Step 2: Set up custom call dispositions in Kixie
Here’s where you actually build those call outcomes into Kixie. You’ll need admin access.
1. Log into Kixie’s Web App
- Go to your Kixie dashboard. (Don’t try this in the Chrome extension—it’s not there.)
2. Head to the Dispositions Settings
- Click on your account name (top right), then select Admin Settings.
- In the left sidebar, find Call Dispositions. Not “Call Results”—that’s a different thing.
3. Review (and clean up) existing dispositions
- Out of the box, Kixie gives you generic stuff like “No Answer,” “Left Voicemail,” etc.
- Delete the ones you never use. Trust me, less is more. If you’re nervous, export your current list so you can restore it if needed.
4. Add your custom dispositions
- Click the “Add Disposition” button.
- Give it a clear, short name—what shows up here is what your reps will see after every call.
- Optionally, add a description (helpful for new hires).
- Save.
Examples that work: - “Demo scheduled” - “Send pricing” - “Bad number” - “Gatekeeper only”
What to skip: - Dispositions that overlap (e.g., “No answer” and “Didn’t pick up”) - Vague stuff (“Other,” “Follow up”—unless you’ve defined what that means)
5. Set Default Dispositions (Optional)
- Some teams want a default for outbound vs. inbound calls. You can set this under the same settings menu.
- Honestly, most teams don’t need to mess with this unless you have a unique workflow.
Step 3: Roll it out to your team (without causing chaos)
This is where most teams mess up. If you just drop the new list on people without explanation, you’ll get junk data.
How to get buy-in:
- Share the new disposition list in your next team meeting or Slack channel.
- Explain why you made changes and what each disposition means.
- Make it clear that these aren’t just for “Big Brother” reporting—they’re for making everyone’s life easier (including theirs).
Pro tip: For the first week, spot-check call logs. If you see “Other” or “Left blank” used way too often, talk to the team. Usually, it means your categories aren’t clear—or they’re too much hassle to use.
Step 4: Use dispositions in your sales reporting
This is the whole point, right? Here’s how to actually use the data you’re collecting:
1. Pull disposition data from Kixie
- Go to the Call Logs section in Kixie.
- Filter or export calls by disposition.
- If you use a CRM integration (e.g., Salesforce, HubSpot), make sure dispositions are syncing over. Sometimes, this takes extra setup—don’t assume it’s automatic.
2. Build simple reports
- Count of calls per disposition (by rep, by week, etc.)
- Conversion rates: e.g., “Calls resulting in demo scheduled” divided by “Total calls”
- Trends over time—are “Bad number” or “Gatekeeper only” rates going up?
3. Don’t overthink it
- Most teams just need to spot bottlenecks and coach reps. Don’t try to build a dashboard NASA would envy.

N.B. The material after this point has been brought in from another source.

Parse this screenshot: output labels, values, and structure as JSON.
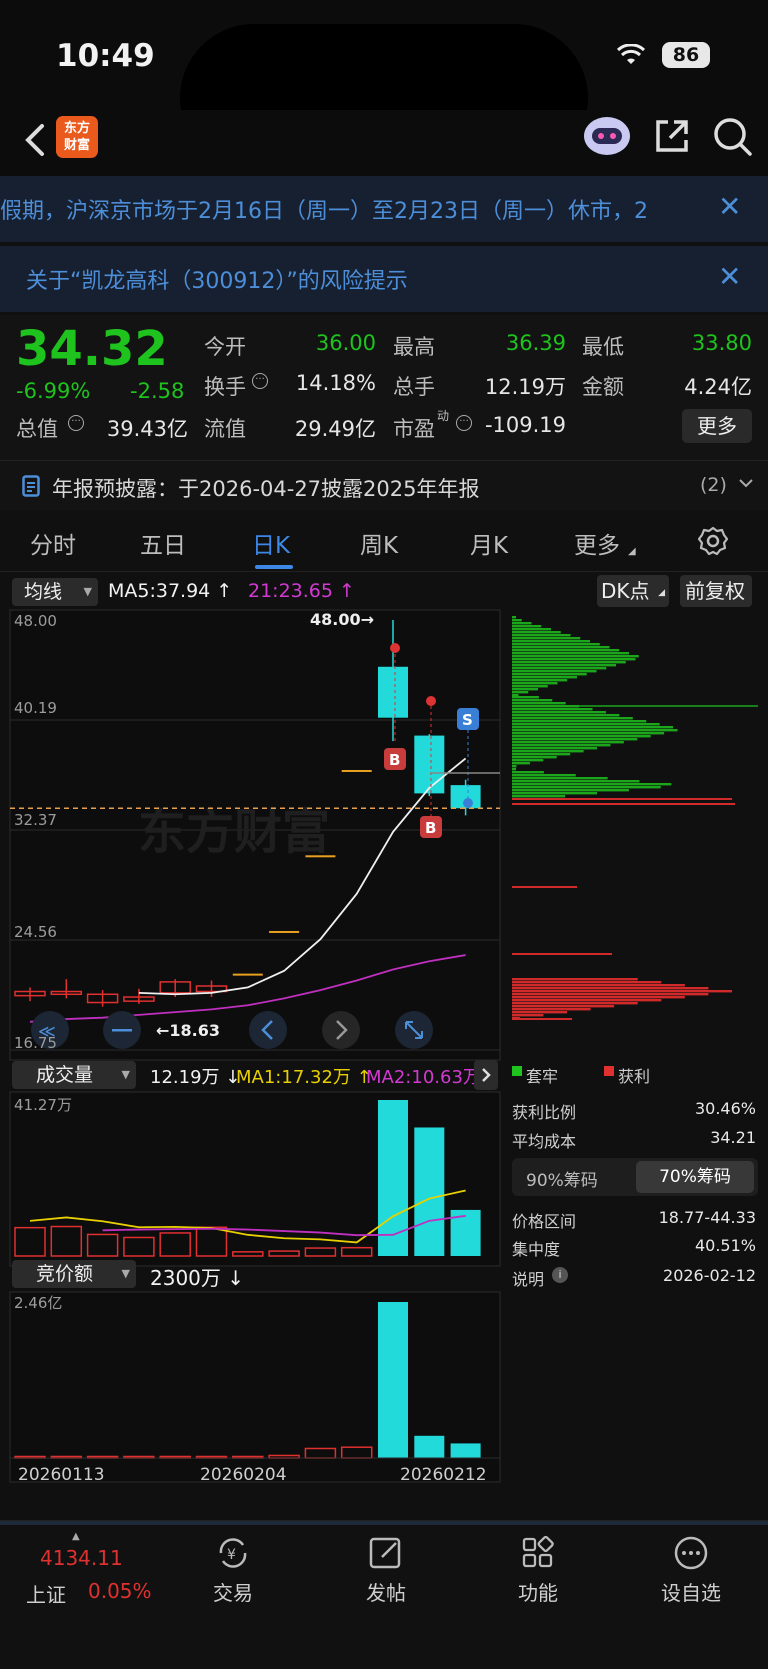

- If your data isn’t clean, go back and adjust your disposition list. Don’t be afraid to kill off categories that aren’t helping.
What works, what doesn’t, and what to ignore
What actually works: - Keeping your list short and clear. - Reviewing and tweaking categories every few months. - Making sure your CRM integration is actually syncing (test it!).
What doesn’t: - Having 20+ dispositions. No one will use them correctly. - Vague or overlapping categories. - Forcing reps to write detailed notes for every call—most won’t, and it’ll slow them down.
What to ignore: - Fancy AI “call sentiment” tools—at least for now. Most are more hype than help, and don’t replace asking your team what’s really happening on calls. - Default settings. They’re a starting point, not a best practice.
Keep it simple and iterate
Custom call dispositions in Kixie are a great way to turn raw call activity into useful sales insights—if you keep things simple and focus on what you’ll actually use. Start small, check your data after a month or two, and tweak as you go. The best reporting is the stuff you actually look at and act on, not a graveyard of unused categories.
If you get stuck, ask your team what would make their lives easier. Odds are, they’ll tell you—and your reporting will be better for it.